Une vente qui parle aux collectionneurs
L’intérêt d’une telle vacation tient aussi à ce qu’elle révèle de la vitalité du marché horloger français. Paris reste un lieu naturel pour les ventes spécialisées, à la croisée des collectionneurs, des marchands, des amateurs éclairés et des maisons de ventes. Le quartier Drouot conserve cette atmosphère particulière, faite d’expertise, d’histoire, de curiosité et parfois de belles surprises.

Dans le contexte actuel, où certaines signatures indépendantes atteignent des niveaux de désir très élevés, la présence d’une F.P. Journe Élégante 48 constitue évidemment un marqueur fort. La manufacture genevoise fait partie des noms les plus observés de l’horlogerie contemporaine. Sa production limitée, son identité esthétique, son indépendance et la personnalité de son fondateur nourrissent un attrait durable auprès des collectionneurs internationaux.

Mais la vente ne doit pas être réduite à ce seul lot. Son intérêt repose aussi sur la pluralité des propositions. On pourra y suivre des montres anciennes à la patine séduisante, des classiques de grandes manufactures, des pièces de forme, des montres sportives, des montres de plongée, des chronographes, mais aussi des objets horlogers capables de séduire les collectionneurs par leur charme ou leur rareté.
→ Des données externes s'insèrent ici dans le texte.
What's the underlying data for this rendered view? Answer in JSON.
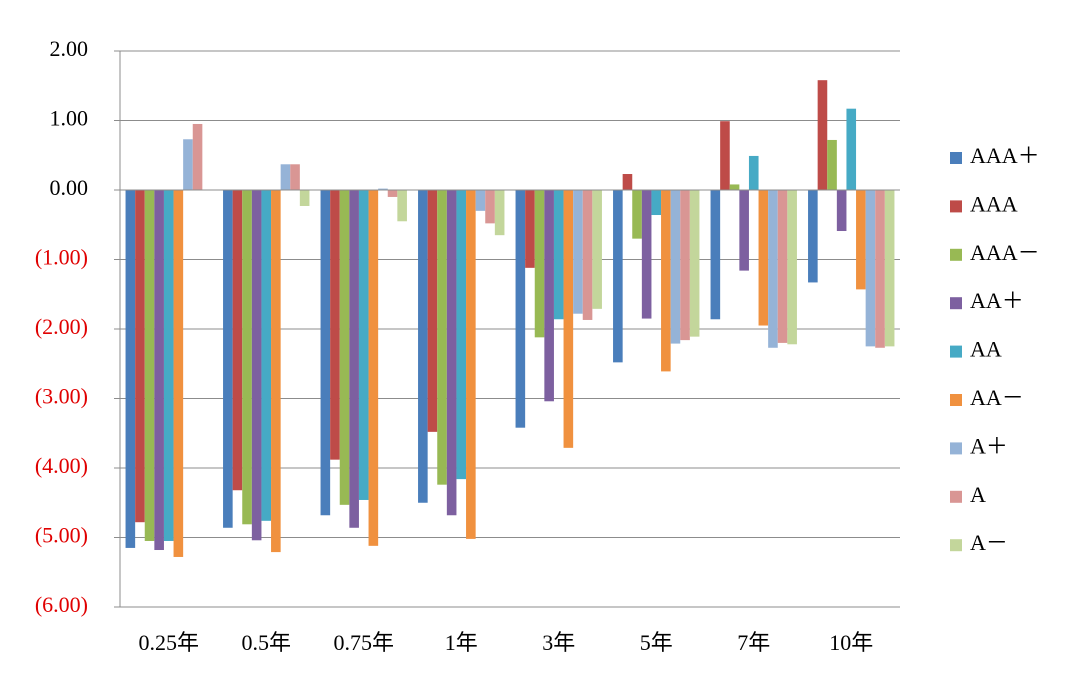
{
  "chart_data": {
    "type": "bar",
    "categories": [
      "0.25年",
      "0.5年",
      "0.75年",
      "1年",
      "3年",
      "5年",
      "7年",
      "10年"
    ],
    "series": [
      {
        "name": "AAA＋",
        "color": "#4a7ebb",
        "values": [
          -5.15,
          -4.86,
          -4.68,
          -4.5,
          -3.42,
          -2.48,
          -1.86,
          -1.33
        ]
      },
      {
        "name": "AAA",
        "color": "#be4b48",
        "values": [
          -4.78,
          -4.32,
          -3.88,
          -3.48,
          -1.12,
          0.23,
          0.99,
          1.58
        ]
      },
      {
        "name": "AAA－",
        "color": "#98b954",
        "values": [
          -5.05,
          -4.81,
          -4.53,
          -4.24,
          -2.12,
          -0.7,
          0.08,
          0.72
        ]
      },
      {
        "name": "AA＋",
        "color": "#7d60a0",
        "values": [
          -5.18,
          -5.04,
          -4.86,
          -4.68,
          -3.04,
          -1.85,
          -1.16,
          -0.59
        ]
      },
      {
        "name": "AA",
        "color": "#46aac5",
        "values": [
          -5.05,
          -4.76,
          -4.46,
          -4.16,
          -1.86,
          -0.36,
          0.49,
          1.17
        ]
      },
      {
        "name": "AA－",
        "color": "#f0913f",
        "values": [
          -5.28,
          -5.21,
          -5.12,
          -5.02,
          -3.71,
          -2.61,
          -1.95,
          -1.43
        ]
      },
      {
        "name": "A＋",
        "color": "#95b3d7",
        "values": [
          0.73,
          0.37,
          0.02,
          -0.3,
          -1.78,
          -2.21,
          -2.27,
          -2.25
        ]
      },
      {
        "name": "A",
        "color": "#d99694",
        "values": [
          0.95,
          0.37,
          -0.1,
          -0.48,
          -1.87,
          -2.16,
          -2.2,
          -2.27
        ]
      },
      {
        "name": "A－",
        "color": "#c3d69b",
        "values": [
          0,
          -0.23,
          -0.45,
          -0.65,
          -1.71,
          -2.11,
          -2.22,
          -2.25
        ]
      }
    ],
    "ylim": [
      -6,
      2
    ],
    "yticks": [
      {
        "value": 2,
        "label": "2.00"
      },
      {
        "value": 1,
        "label": "1.00"
      },
      {
        "value": 0,
        "label": "0.00"
      },
      {
        "value": -1,
        "label": "(1.00)"
      },
      {
        "value": -2,
        "label": "(2.00)"
      },
      {
        "value": -3,
        "label": "(3.00)"
      },
      {
        "value": -4,
        "label": "(4.00)"
      },
      {
        "value": -5,
        "label": "(5.00)"
      },
      {
        "value": -6,
        "label": "(6.00)"
      }
    ],
    "grid": true,
    "legend": "right"
  }
}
C’est précisément cette diversité qui fait le sel des enchères. On vient parfois pour une pièce attendue, et l’on repart fasciné par un lot que l’on n’avait pas vu venir.
Informations pratiques
La vente “Horlogerie” organisée par Millon se tiendra le mardi 7 juillet 2026 à 14h, à la Salle VV, 3 rue Rossini, 75009 Paris.
L’exposition publique aura lieu le lundi 6 juillet de 10h à 18h, puis le mardi 7 juillet de 10h à 12h, à la même adresse.
La vente sera également relayée en ligne sur Drouot Live et Interenchères, permettant aux enchérisseurs de suivre la vacation à distance. Les amateurs intéressés pourront également déposer un ordre d’achat ou demander à enchérir par téléphone selon les modalités prévues par la maison de ventes.
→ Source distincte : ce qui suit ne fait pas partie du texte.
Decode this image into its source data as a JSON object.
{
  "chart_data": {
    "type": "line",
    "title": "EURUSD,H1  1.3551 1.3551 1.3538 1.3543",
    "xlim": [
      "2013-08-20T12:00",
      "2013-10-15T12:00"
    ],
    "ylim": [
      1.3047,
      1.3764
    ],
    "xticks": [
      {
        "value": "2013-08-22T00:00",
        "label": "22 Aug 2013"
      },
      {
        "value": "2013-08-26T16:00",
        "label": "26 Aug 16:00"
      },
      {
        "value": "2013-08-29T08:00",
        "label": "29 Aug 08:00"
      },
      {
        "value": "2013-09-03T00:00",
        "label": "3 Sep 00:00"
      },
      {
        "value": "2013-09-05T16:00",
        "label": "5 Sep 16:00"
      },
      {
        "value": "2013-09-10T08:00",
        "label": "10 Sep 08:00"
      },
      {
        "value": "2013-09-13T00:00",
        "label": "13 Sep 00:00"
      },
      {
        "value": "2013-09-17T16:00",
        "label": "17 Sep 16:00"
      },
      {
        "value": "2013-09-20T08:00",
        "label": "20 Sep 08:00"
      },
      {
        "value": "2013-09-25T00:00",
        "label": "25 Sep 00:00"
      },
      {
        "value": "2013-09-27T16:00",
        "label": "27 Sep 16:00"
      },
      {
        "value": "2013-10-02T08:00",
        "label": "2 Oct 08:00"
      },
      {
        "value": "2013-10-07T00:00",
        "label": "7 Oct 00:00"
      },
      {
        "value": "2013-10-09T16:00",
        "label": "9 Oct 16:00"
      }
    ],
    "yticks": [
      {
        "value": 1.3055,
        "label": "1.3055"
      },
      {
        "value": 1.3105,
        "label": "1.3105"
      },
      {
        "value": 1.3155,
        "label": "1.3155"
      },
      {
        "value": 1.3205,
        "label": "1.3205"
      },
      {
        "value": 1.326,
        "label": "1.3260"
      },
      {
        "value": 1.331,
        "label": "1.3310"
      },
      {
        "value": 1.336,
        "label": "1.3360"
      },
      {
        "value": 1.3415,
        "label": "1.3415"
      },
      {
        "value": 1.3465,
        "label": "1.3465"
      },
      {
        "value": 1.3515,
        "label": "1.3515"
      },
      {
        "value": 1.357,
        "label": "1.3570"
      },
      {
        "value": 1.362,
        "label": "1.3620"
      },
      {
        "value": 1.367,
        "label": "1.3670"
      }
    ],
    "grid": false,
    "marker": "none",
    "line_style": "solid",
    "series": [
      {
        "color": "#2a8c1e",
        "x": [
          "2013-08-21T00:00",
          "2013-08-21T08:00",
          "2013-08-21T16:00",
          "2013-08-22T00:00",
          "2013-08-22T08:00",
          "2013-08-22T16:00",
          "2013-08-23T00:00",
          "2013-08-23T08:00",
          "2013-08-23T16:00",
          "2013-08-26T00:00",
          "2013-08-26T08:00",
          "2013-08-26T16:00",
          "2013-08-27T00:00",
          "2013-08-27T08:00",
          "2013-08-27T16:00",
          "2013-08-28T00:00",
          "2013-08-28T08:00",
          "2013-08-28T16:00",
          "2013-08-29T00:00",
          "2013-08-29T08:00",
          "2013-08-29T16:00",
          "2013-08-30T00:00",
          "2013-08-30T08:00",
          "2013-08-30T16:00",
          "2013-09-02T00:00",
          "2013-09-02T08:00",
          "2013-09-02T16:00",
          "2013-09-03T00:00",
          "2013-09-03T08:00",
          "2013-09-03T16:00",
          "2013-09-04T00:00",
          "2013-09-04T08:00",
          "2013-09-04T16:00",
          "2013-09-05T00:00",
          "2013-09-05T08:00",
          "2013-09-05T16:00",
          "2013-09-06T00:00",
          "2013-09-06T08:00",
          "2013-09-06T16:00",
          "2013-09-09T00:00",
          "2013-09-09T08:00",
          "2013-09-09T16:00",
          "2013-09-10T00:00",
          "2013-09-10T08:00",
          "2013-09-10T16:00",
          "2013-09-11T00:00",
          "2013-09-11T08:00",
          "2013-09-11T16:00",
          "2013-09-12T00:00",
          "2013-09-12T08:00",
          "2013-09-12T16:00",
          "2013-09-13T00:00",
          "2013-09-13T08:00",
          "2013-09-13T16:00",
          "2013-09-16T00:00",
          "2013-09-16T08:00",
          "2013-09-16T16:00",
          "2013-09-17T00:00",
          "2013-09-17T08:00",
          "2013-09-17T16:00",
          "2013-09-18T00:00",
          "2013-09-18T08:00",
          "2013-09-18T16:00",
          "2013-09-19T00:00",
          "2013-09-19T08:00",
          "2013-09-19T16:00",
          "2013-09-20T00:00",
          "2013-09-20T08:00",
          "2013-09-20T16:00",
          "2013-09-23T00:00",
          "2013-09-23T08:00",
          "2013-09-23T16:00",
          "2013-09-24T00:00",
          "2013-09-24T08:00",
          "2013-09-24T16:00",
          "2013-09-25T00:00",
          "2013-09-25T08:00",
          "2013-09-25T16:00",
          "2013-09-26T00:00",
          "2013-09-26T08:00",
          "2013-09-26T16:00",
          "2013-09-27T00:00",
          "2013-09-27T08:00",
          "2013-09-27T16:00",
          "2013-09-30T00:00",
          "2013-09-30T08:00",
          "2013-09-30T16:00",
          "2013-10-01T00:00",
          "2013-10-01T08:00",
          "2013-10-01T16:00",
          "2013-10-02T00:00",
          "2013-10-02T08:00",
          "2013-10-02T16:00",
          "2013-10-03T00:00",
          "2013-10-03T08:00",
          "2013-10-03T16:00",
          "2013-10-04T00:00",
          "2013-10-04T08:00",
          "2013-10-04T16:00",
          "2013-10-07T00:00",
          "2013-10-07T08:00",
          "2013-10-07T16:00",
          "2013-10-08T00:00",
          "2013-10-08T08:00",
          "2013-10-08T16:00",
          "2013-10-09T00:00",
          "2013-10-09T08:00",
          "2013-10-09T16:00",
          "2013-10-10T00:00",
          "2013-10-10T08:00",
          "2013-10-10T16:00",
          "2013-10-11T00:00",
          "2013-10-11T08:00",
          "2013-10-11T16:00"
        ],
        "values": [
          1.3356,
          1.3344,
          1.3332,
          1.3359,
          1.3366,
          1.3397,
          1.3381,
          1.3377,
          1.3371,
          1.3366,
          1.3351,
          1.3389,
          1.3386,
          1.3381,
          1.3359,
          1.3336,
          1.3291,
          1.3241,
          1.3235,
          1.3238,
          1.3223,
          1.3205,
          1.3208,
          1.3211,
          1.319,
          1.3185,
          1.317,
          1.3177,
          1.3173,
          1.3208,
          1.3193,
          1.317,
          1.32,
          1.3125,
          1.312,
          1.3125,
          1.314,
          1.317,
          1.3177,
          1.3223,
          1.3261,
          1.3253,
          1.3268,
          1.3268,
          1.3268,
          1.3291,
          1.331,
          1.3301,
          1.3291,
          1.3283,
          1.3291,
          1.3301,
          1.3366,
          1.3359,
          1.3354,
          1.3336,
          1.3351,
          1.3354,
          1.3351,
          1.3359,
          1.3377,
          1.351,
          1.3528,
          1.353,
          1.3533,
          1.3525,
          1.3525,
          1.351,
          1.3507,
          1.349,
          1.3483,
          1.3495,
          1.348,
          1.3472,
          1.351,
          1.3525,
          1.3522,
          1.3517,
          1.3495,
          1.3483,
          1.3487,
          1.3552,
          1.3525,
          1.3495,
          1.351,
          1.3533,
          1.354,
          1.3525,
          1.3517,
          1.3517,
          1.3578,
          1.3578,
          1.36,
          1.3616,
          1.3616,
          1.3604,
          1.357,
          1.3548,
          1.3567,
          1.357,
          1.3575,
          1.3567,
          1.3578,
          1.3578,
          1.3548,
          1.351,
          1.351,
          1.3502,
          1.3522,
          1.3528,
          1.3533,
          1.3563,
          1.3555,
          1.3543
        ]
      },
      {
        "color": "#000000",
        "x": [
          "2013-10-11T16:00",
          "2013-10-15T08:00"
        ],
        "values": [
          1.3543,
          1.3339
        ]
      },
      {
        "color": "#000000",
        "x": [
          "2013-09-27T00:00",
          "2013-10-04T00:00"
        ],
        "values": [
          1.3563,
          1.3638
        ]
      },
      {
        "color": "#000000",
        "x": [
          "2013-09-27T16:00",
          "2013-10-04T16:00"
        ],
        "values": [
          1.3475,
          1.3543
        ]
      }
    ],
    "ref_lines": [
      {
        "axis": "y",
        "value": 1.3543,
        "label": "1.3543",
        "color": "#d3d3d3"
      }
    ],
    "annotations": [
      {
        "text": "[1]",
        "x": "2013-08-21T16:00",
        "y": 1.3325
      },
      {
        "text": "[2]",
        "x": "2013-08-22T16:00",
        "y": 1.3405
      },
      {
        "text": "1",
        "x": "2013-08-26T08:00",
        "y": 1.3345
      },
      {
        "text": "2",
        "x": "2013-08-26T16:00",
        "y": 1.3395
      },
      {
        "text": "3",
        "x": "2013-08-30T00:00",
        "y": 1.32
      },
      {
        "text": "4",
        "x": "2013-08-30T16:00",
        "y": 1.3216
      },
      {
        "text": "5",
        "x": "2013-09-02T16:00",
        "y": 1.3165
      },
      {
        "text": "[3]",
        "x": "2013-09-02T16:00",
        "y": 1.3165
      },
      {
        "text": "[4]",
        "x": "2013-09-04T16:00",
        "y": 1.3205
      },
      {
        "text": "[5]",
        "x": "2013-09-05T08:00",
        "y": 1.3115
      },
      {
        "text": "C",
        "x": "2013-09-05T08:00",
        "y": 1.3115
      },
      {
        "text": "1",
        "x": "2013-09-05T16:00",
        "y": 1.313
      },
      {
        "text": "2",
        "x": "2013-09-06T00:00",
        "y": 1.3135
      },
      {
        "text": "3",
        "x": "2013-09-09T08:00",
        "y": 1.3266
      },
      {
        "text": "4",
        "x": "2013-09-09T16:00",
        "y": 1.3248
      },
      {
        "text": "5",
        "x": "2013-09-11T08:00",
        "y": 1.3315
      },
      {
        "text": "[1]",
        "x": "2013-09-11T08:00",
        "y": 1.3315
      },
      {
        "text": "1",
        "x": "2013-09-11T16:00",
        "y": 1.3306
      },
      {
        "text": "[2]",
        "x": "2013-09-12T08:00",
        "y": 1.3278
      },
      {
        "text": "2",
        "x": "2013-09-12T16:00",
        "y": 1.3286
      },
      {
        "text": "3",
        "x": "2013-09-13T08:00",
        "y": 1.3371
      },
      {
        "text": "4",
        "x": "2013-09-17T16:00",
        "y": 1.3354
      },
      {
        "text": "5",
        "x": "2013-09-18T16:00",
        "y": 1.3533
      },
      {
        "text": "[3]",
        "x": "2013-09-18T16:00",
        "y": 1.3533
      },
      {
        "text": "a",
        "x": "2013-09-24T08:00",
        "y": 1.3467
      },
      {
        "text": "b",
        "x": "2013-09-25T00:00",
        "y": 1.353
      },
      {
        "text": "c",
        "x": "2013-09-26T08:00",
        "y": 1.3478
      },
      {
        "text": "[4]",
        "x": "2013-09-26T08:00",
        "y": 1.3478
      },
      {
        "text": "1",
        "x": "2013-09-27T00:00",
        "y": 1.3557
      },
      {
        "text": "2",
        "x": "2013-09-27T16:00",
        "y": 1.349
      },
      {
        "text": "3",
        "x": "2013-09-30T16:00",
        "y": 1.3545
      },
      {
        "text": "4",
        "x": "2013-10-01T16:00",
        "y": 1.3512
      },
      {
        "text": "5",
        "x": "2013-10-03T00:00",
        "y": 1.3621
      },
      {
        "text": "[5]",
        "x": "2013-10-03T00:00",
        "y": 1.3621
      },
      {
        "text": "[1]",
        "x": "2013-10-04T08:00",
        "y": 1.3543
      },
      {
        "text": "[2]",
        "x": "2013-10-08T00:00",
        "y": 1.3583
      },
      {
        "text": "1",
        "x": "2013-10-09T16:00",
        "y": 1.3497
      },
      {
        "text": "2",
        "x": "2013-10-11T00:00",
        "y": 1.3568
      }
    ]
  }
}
Il conviendra naturellement, avant toute enchère, de consulter les conditions de vente, les rapports de condition disponibles, les frais applicables, ainsi que les éventuels frais additionnels liés aux plateformes en ligne.
Le temps de l’enchère
Une vente aux enchères horlogère possède toujours une émotion particulière. Les montres y changent de main, mais elles ne changent jamais vraiment de nature. Elles poursuivent leur route. Elles quittent une collection pour en rejoindre une autre. Elles transportent avec elles une part de technique, de goût, de mémoire et parfois de mystère.

Le 7 juillet prochain, chez Millon, l’horlogerie de collection aura donc son moment. Les amateurs suivront probablement avec attention le passage des deux lots F.P. Journe, et notamment celui de l’Élégante 48, pièce contemporaine déjà hautement désirable. Mais au-delà de ces têtes d’affiche, c’est tout un catalogue qui mérite d’être regardé avec soin.

Car en horlogerie, comme souvent aux enchères, la plus belle surprise n’est pas toujours celle que l’on attendait.